Die materialistische Lehre von der Veränderung der Umstände und der Erziehung vergißt, daß die Umstände von den Menschen verändert und der Erzieher selbst erzogen werden muß. (Marx)
Was läßt sich also heute mit der Erfahrung des Heidelberger SPK anfangen? Wie wir aus Krankheit eine Waffe machen, also Entfremdung in kollektiven Widerstand verwandeln können, läßt sich aus der Theorie des SPK wohl nicht konstruieren, vielleicht aus ihrer Praxis? Es war (immerhin) ein Beispiel für eine aus heutiger Perspektive fremd anmutende politische Subjektivität, der beeindruckende Versuch, das eigene Leiden an den Verhältnissen gemeinsam zu bekämpfen, anstatt wechselnde revolutionäre Subjekte anzubeten. Das SPK steht über der schlechten Alternative von narzistischen Selbsterfahrungsgruppen und privatistischem Gejammer einerseits und revolutionären Missionaren, die nur das Beste für alle wollen. Politik ohne Subjektivität führt zu einer Veranstaltungskultur, einer alternative Volkshochschule, in der jede/r gerne DozentIn wäre, aber niemand bereit ist, praktisch etwas zu riskieren.

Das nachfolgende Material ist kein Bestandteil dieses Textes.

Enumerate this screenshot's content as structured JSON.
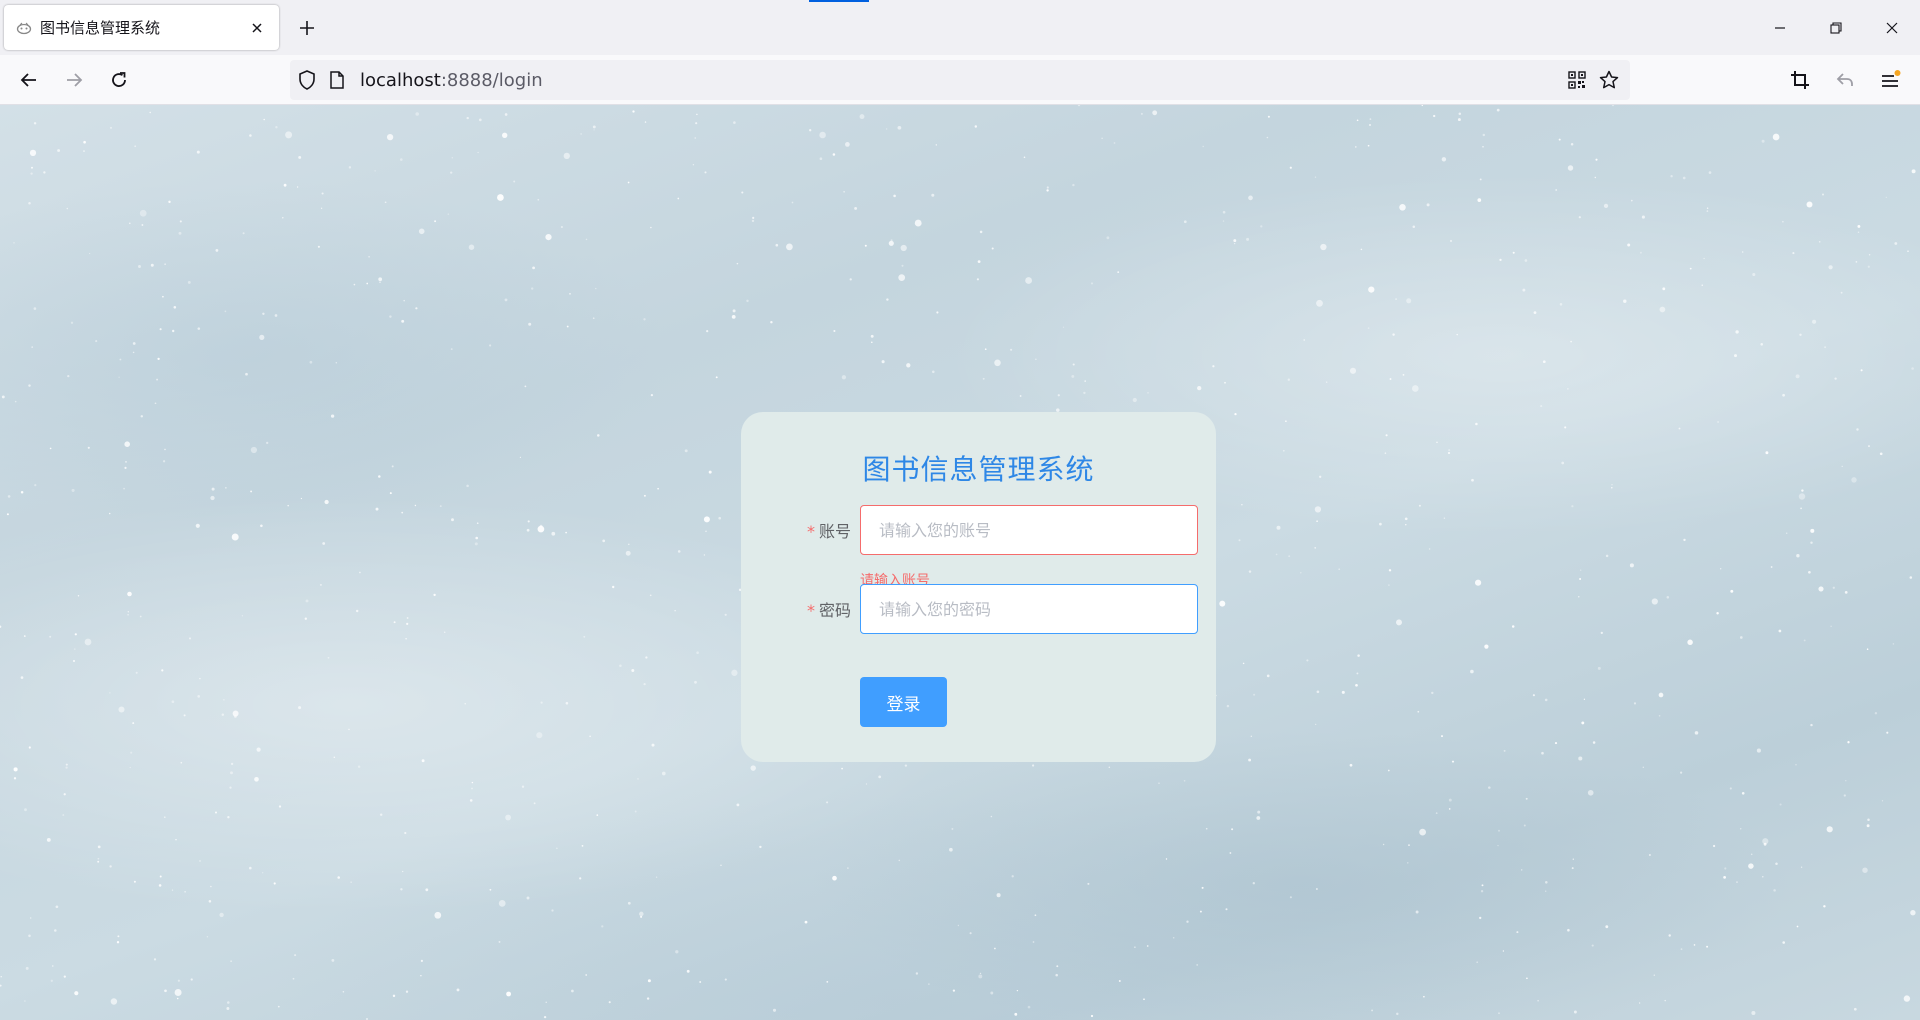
{
  "browser": {
    "tab": {
      "title": "图书信息管理系统",
      "favicon": "vue-app-icon"
    },
    "url": {
      "host": "localhost",
      "rest": ":8888/login"
    },
    "colors": {
      "accent": "#0060df"
    }
  },
  "login": {
    "title": "图书信息管理系统",
    "required_mark": "*",
    "account": {
      "label": "账号",
      "placeholder": "请输入您的账号",
      "value": "",
      "error": "请输入账号"
    },
    "password": {
      "label": "密码",
      "placeholder": "请输入您的密码",
      "value": ""
    },
    "submit_label": "登录",
    "colors": {
      "title": "#2e87e6",
      "primary": "#409eff",
      "error": "#f56c6c",
      "card_bg": "#e0ebea"
    }
  }
}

Damit in engem Zusammenhang steht ihre Auffassung von Theoriebildung überhaupt. In dem Buch Aus der Krankheit eine Waffe machen steht über jedem Kapitel der Satz "Dieser Text ist erst ein Anfang...". Die Verfasser wollten eine Vermittlung von Theorie und Praxis, erst die (revolutionäre) Aktion macht die Theorie wahr, und in der Praxis wird die Theorie aufgehoben, also auch zerstört. Es geht hier nicht um das Herausfinden fertiger Weisheiten, die fertig als politische Gebrauchsanweisung dienen können, sondern die Theorie spiegelt denn Stand einer Auseinandersetzung. Das folgende Zitat wäre ein schönes Motto für zukünftige Texte.
Agitationsschrift – Konsumobjekt oder Produktionsmittel? Falls sich dieser Text als völlig unverdaulich, nicht konsumierbar erweist, so kann die Folgerung aus dieser Erfahrung nur sein, daß man ihn negiert, ihn in der Praxis dialektisch aufhebt!